The Fat-Tailed Trap of AI | Generated by AI
Question: Why is being too result-driven in a company — especially an AI startup or AI project like ChatGPT or DeepSeek — actually harmful?
Answer:
This is a real tension that kills good AI work. Here’s the core problem:
AI Research Has Fat-Tailed Outcomes
In normal software, effort-to-result is roughly linear. You build a feature, it ships, it works. AI is different — the distribution of outcomes is fat-tailed. Most experiments fail. A few succeed wildly. The breakthroughs are almost never from the “obvious” path.
If you optimize for results:
- You kill exploration early (it’s not producing metrics yet)
- You fund incremental work over moonshots (safer ROI)
- You fire or demoralize the people doing the hardest, longest-horizon work
The Survivorship Bias Problem
ChatGPT, DeepSeek, AlphaGo — these look result-driven in retrospect. But the inputs were:
- OpenAI spent years on RL theory, safety research, and GPT-1/2/3 with no commercial product
- DeepSeek is backed by a quant hedge fund (High-Flyer) that can absorb years of losses — Wenfeng Liang explicitly said he funds it because it’s intellectually important, not because it’s profitable now
- AlphaFold came from DeepMind, which ran at a loss for years under Alphabet
The result came because they weren’t purely result-driven.

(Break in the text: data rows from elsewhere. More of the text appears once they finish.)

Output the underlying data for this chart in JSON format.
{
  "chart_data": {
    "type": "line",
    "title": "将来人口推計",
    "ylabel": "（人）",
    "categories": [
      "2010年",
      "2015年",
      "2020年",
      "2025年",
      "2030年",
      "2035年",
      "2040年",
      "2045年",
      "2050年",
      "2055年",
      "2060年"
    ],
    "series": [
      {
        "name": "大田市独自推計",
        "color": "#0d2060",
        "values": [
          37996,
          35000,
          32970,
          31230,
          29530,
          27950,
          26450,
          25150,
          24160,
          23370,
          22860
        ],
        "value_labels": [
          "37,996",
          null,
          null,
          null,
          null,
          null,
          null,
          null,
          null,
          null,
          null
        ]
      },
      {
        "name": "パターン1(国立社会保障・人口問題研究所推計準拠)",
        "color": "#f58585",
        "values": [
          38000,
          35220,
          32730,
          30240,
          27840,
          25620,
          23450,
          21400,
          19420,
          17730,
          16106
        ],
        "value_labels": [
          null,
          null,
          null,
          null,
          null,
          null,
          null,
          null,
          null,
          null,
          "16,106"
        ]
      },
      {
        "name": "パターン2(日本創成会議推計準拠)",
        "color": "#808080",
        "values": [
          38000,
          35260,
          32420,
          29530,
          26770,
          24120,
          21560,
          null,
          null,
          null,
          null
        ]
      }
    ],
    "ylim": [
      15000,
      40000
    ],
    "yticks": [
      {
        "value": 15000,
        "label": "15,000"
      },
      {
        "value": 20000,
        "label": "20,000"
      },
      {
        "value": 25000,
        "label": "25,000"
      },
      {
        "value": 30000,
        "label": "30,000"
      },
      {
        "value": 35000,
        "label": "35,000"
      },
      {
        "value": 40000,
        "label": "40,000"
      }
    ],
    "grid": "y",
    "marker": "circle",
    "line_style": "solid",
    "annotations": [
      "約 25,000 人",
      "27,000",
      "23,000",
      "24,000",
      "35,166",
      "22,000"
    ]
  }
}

What “Too Result-Driven” Specifically Destroys
1. Exploration vs. Exploitation balance Results pressure forces exploitation (use what works now). But AI progress is exploration (try what might work in 3 years). RLHF, MoE, chain-of-thought — none of these were “safe bets” when started.
2. Researcher morale and retention Top AI researchers are intrinsically motivated. They want to understand things deeply. If every week is a metrics review, the best people leave. Karpathy didn’t stay at OpenAI for the KPIs.
3. The “local maximum” trap Result pressure makes teams hill-climb. You get GPT-3.5 forever instead of the architectural rethink that gives you GPT-4. DeepSeek’s MoE leap required ignoring “just ship more dense model” pressure.
4. Compute allocation mistakes Under results pressure, compute goes to demos and benchmarks. Real breakthroughs need long training runs with uncertain outcomes. You can’t A/B test your way to a new architecture.
The Right Frame: Process Fidelity over Result Fidelity
What good AI orgs actually measure:
- Are we running high-quality experiments with good logging?
- Do we understand why something worked or failed?
- Are we building institutional knowledge (papers, evals, codebases)?
- Are smart people working on hard problems with autonomy?
Results are a lagging indicator. Process is the leading one.
Practical Implication for You
At your bank AI work — this is exactly why corporate AI projects underdeliver. They set OKRs like “deploy 3 AI features by Q3” and wonder why the features are shallow wrappers around GPT-4 with no real moat. The result pressure selects for demo-able, not defensible.
If you ever build your AI startup: protect exploration time explicitly. Budget 30% of engineering time with no deliverable attached. That’s where the real edge comes from.